Origin Energy tells us that it costs about $2 to drive a Nissan Leaf 100 kilometres charged at the off-peak electricity rate of 15 cents k/Wh whereas it costs $12 to drive 100 kilometres in a similar sized car, a Mazda 3, fuelled at $1.47 per litre. Similarly, conventional cars have a moderate amount of maintenance while electric cars are low maintenance because they have fewer moving parts. Conventional cars make a significant amount of noise and generate vibration while electric cars have little engine noise and virtually no vibration.

On the other hand, conventional cars have lower upfront costs. Still, while electric cars have higher upfront costs, that’s decreasing as batteries become more affordable.

The big test for electric cars will be whether they will ever win over petrol heads. BMW’s new electric i3 could change that. BMW’s greatest achievement with the i3 is to turn the EV into an acceptable only car. The range-extender model with the little generator will keep the battery topped up and you’ll pass 150 miles before having to recharge. Throw in an impressive seven seconds to 60, a top speed of 93mph and the interior ambience of a 3-Series and all those electric car ­compromises evaporate in your slipstream. Similarly, the Tesla Model S which is fitted with a single-speed reduction gearbox that gives the Tesla not just Usain Bolt-like sprinting ability off the line, but huge overtaking grunt. The top speed is 130mph so it’s handy on the motorway, too.
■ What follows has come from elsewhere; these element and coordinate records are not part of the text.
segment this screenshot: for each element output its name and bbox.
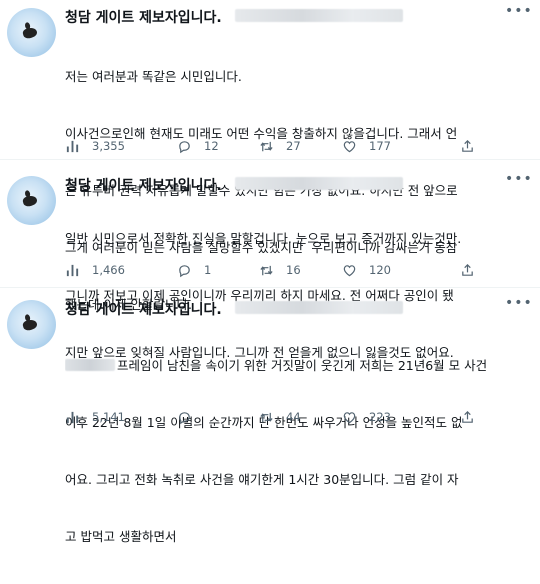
retweet-count: 27 bbox=[286, 139, 301, 153]
avatar[interactable] bbox=[7, 176, 56, 225]
tweet-actions: 3,355 12 27 177 bbox=[65, 137, 535, 155]
text-line: 고 밥먹고 생활하면서 bbox=[65, 529, 177, 544]
like-button[interactable]: 223 bbox=[342, 408, 391, 426]
redacted-handle bbox=[235, 177, 403, 190]
retweet-icon bbox=[260, 412, 273, 422]
reply-button[interactable]: 12 bbox=[177, 137, 219, 155]
reply-icon bbox=[179, 411, 190, 424]
more-options-icon[interactable]: ••• bbox=[505, 296, 532, 314]
views-button[interactable]: 5,141 bbox=[65, 408, 125, 426]
reply-count: 1 bbox=[204, 263, 212, 277]
retweet-button[interactable]: 44 bbox=[259, 408, 301, 426]
like-button[interactable]: 120 bbox=[342, 261, 391, 279]
like-count: 177 bbox=[369, 139, 391, 153]
tweet-1[interactable]: 청담 게이트 제보자입니다. ••• 저는 여러분과 똑같은 시민입니다. 이사… bbox=[0, 0, 540, 312]
redacted-handle bbox=[235, 9, 403, 22]
share-button[interactable] bbox=[460, 137, 487, 155]
reply-icon bbox=[179, 140, 190, 153]
retweet-icon bbox=[260, 141, 273, 151]
avatar[interactable] bbox=[7, 300, 56, 349]
views-icon bbox=[66, 264, 79, 276]
reply-icon bbox=[179, 264, 190, 277]
text-line: 어요. 그리고 전화 녹취로 사건을 얘기한게 1시간 30분입니다. 그럼 같… bbox=[65, 472, 459, 487]
more-options-icon[interactable]: ••• bbox=[505, 4, 532, 22]
share-icon bbox=[462, 263, 473, 276]
author-name[interactable]: 청담 게이트 제보자입니다. bbox=[65, 7, 222, 27]
retweet-icon bbox=[260, 265, 273, 275]
tweet-actions: 5,141 44 223 bbox=[65, 408, 535, 426]
share-button[interactable] bbox=[460, 261, 487, 279]
views-button[interactable]: 1,466 bbox=[65, 261, 125, 279]
text-line: 프레임이 남친을 속이기 위한 거짓말이 웃긴게 저희는 21년6월 모 사건 bbox=[65, 356, 529, 375]
views-count: 5,141 bbox=[92, 410, 125, 424]
retweet-button[interactable]: 16 bbox=[259, 261, 301, 279]
author-name[interactable]: 청담 게이트 제보자입니다. bbox=[65, 299, 222, 319]
heart-icon bbox=[343, 264, 356, 276]
like-button[interactable]: 177 bbox=[342, 137, 391, 155]
text-line: 일반 시민으로서 정확한 진실을 말할겁니다. 눈으로 보고 증거까지 있는것만… bbox=[65, 231, 462, 246]
reply-button[interactable] bbox=[177, 408, 204, 426]
views-count: 3,355 bbox=[92, 139, 125, 153]
views-count: 1,466 bbox=[92, 263, 125, 277]
retweet-count: 16 bbox=[286, 263, 301, 277]
more-options-icon[interactable]: ••• bbox=[505, 172, 532, 190]
tweet-3[interactable]: 청담 게이트 제보자입니다. ••• 프레임이 남친을 속이기 위한 거짓말이 … bbox=[0, 292, 540, 544]
text-line: 저는 여러분과 똑같은 시민입니다. bbox=[65, 69, 242, 84]
redacted-name bbox=[65, 359, 115, 371]
views-icon bbox=[66, 411, 79, 423]
tweet-actions: 1,466 1 16 120 bbox=[65, 261, 535, 279]
heart-icon bbox=[343, 140, 356, 152]
like-count: 223 bbox=[369, 410, 391, 424]
views-icon bbox=[66, 140, 79, 152]
views-button[interactable]: 3,355 bbox=[65, 137, 125, 155]
avatar[interactable] bbox=[7, 8, 56, 57]
reply-count: 12 bbox=[204, 139, 219, 153]
retweet-count: 44 bbox=[286, 410, 301, 424]
reply-button[interactable]: 1 bbox=[177, 261, 211, 279]
tweet-text: 프레임이 남친을 속이기 위한 거짓말이 웃긴게 저희는 21년6월 모 사건 … bbox=[65, 318, 529, 584]
share-button[interactable] bbox=[460, 408, 487, 426]
share-icon bbox=[462, 139, 473, 152]
redacted-handle bbox=[235, 301, 403, 314]
text-fragment: 프레임이 남친을 속이기 위한 거짓말이 웃긴게 저희는 21년6월 모 사건 bbox=[117, 358, 488, 373]
heart-icon bbox=[343, 411, 356, 423]
tweet-2[interactable]: 청담 게이트 제보자입니다. ••• 일반 시민으로서 정확한 진실을 말할겁니… bbox=[0, 168, 540, 360]
share-icon bbox=[462, 410, 473, 423]
retweet-button[interactable]: 27 bbox=[259, 137, 301, 155]
like-count: 120 bbox=[369, 263, 391, 277]
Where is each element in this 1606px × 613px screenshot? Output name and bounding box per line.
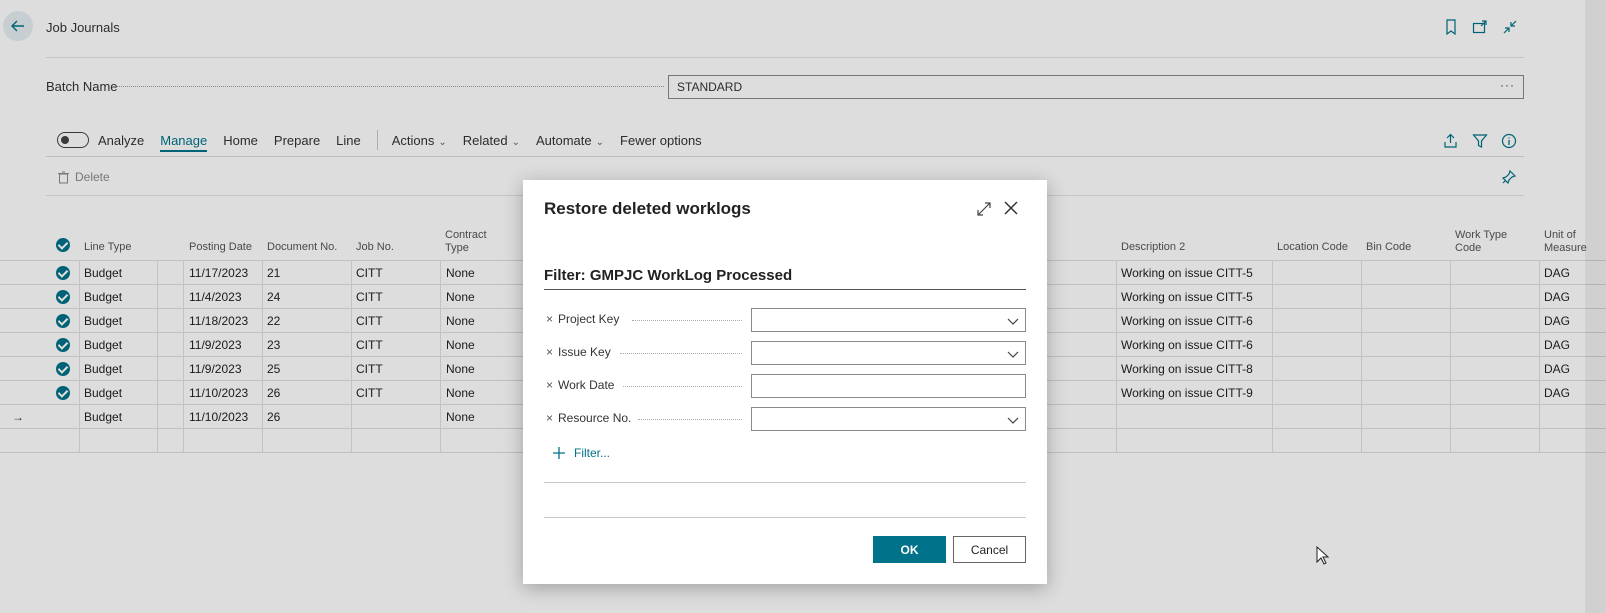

Electric cars are now starting to flood the Australian luxury car market. It’s only question of when the price will come down to reach the broader market. And when that happens, it will transform cities and the automotive sector.

Something wrong with the distributor

The Conversation in Australia and Torque News in the US both pointed out this week that Tesla buyers might have problems with Tesla’s distribution and sales model that is somehow challenging traditional dealers.

According to Torque News, Tesla is currently banned from selling its vehicles in Arizona, Maryland, Texas and Virginia, where it is only permitted to open “galleries” that cannot facilitate sales. (Actual purchases may be made online). Earlier this month, Tesla owners from Minnesota drove down to Iowa to to provide test drives and a look-see to people banned from seeing the cars in their state.

The problem, said The Conversation is that Tesla markets its cars directly to consumers through upmarket retail malls that resemble Apple stores. And that’s something that traditional car distributors don’t like much.